Facebook's IPO: Could it come in the first half of 2012?
Facebook's initial public offering has been the source of Wall Street speculation for months. Some thought the IPO would come this year, others have reported that it wouldn't arrive until late next year.
And on Monday, the Wall Street Journal added fuel to the Facebook IPO fire with a report that the world's largest social network, with more than 800 million users, is prepping to issue its first public stock offering in the second quarter of 2012.
The Facebook IPO could be a $10-billion offering based on a $100-billion valuation of the Palo Alto-based company. But as to when in the second quarter the IPO would come, well that hasn't yet been decided, the Journal said in its report, citing unnamed "people familiar with the matter."
As reported by my colleague Walter Hamilton over on our sister-blog Money & Company:
The timing of Facebook's IPO is likely to hinge in part on the condition of the stock market, which has not been kind lately to some other prominent tech IPOs.
In a major disappointment, shares of one of this year's most closely watched IPOs, online-coupon company Groupon Inc., have plunged recently. The stock closed Monday at $15.24, far below the $20 price at which it sold shares to investors earlier this month.

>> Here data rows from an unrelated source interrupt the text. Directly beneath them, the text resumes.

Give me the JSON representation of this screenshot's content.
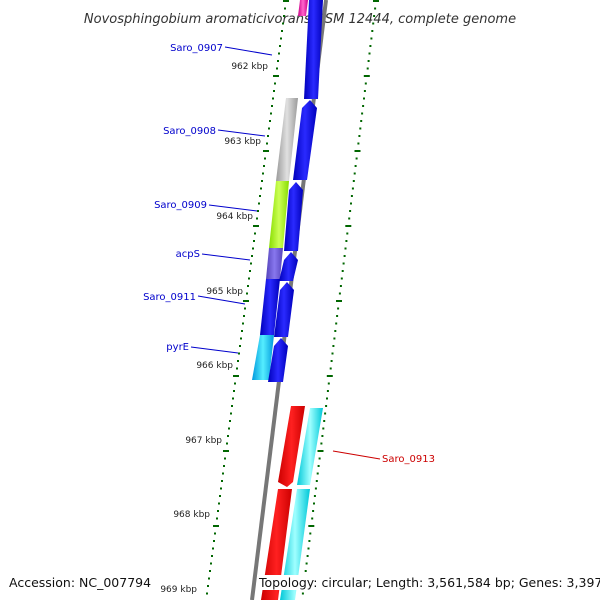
{
  "title": "Novosphingobium aromaticivorans DSM 12444, complete genome",
  "accession": "Accession: NC_007794",
  "summary": "Topology: circular; Length: 3,561,584 bp; Genes: 3,397",
  "colors": {
    "plus_strand": "#0000ee",
    "minus_strand": "#ee0000",
    "tick": "#006600",
    "backbone": "#777777",
    "label_plus": "#0000cc",
    "label_minus": "#cc0000"
  },
  "scale_ticks": [
    {
      "label": "962 kbp"
    },
    {
      "label": "963 kbp"
    },
    {
      "label": "964 kbp"
    },
    {
      "label": "965 kbp"
    },
    {
      "label": "966 kbp"
    },
    {
      "label": "967 kbp"
    },
    {
      "label": "968 kbp"
    },
    {
      "label": "969 kbp"
    }
  ],
  "gene_labels": [
    {
      "text": "Saro_0907",
      "strand": "plus"
    },
    {
      "text": "Saro_0908",
      "strand": "plus"
    },
    {
      "text": "Saro_0909",
      "strand": "plus"
    },
    {
      "text": "acpS",
      "strand": "plus"
    },
    {
      "text": "Saro_0911",
      "strand": "plus"
    },
    {
      "text": "pyrE",
      "strand": "plus"
    },
    {
      "text": "Saro_0913",
      "strand": "minus"
    }
  ]
}
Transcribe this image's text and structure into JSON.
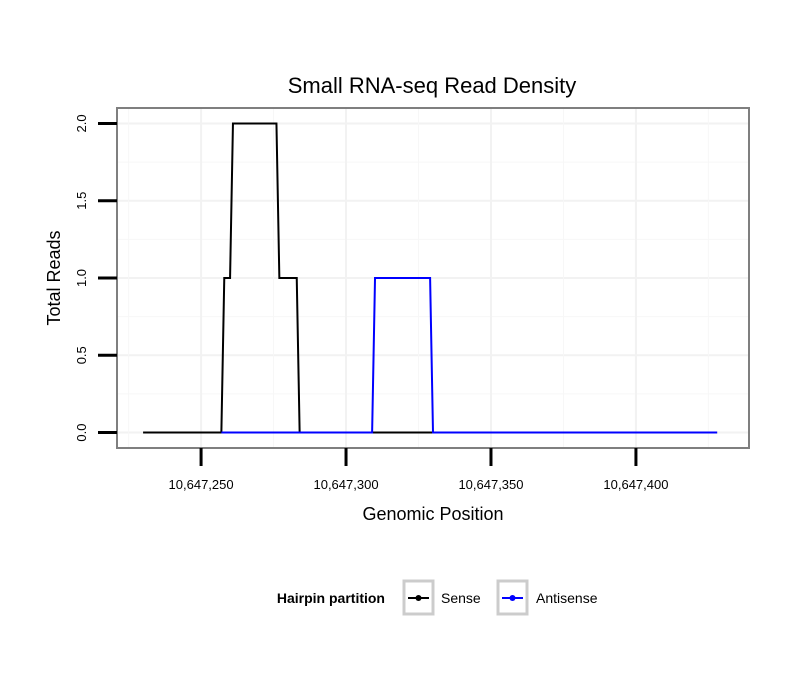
{
  "chart_data": {
    "type": "line",
    "title": "Small RNA-seq Read Density",
    "xlabel": "Genomic Position",
    "ylabel": "Total Reads",
    "xlim": [
      10647221,
      10647439
    ],
    "ylim": [
      -0.1,
      2.1
    ],
    "x_ticks": [
      10647250,
      10647300,
      10647350,
      10647400
    ],
    "x_tick_labels": [
      "10,647,250",
      "10,647,300",
      "10,647,350",
      "10,647,400"
    ],
    "y_ticks": [
      0,
      0.5,
      1,
      1.5,
      2
    ],
    "y_tick_labels": [
      "0.0",
      "0.5",
      "1.0",
      "1.5",
      "2.0"
    ],
    "grid": true,
    "legend": {
      "title": "Hairpin partition",
      "position": "bottom"
    },
    "series": [
      {
        "name": "Sense",
        "color": "#000000",
        "x": [
          10647230,
          10647257,
          10647258,
          10647260,
          10647261,
          10647262,
          10647276,
          10647277,
          10647283,
          10647284,
          10647428
        ],
        "y": [
          0,
          0,
          1,
          1,
          2,
          2,
          2,
          1,
          1,
          0,
          0
        ]
      },
      {
        "name": "Antisense",
        "color": "#0000ff",
        "x": [
          10647257,
          10647309,
          10647310,
          10647329,
          10647330,
          10647428
        ],
        "y": [
          0,
          0,
          1,
          1,
          0,
          0
        ]
      }
    ]
  }
}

Zuckerberg also said that an IPO isn't something he spent "a lot of time on a day-to-day basis thinking about."
"We've made this implicit promise to our investors and to our employees that by compensating them with equity and by giving them equity, that at some point we're going to make that equity worth something publicly and liquidly, in a liquid way," he said. "Now, the promise isn't that we're going to do it on any kind of short-term time horizon. The promise is that we're going to build this company so that it's great over the long term, right. And that we're always making these decisions for the long term, but at some point we'll do that."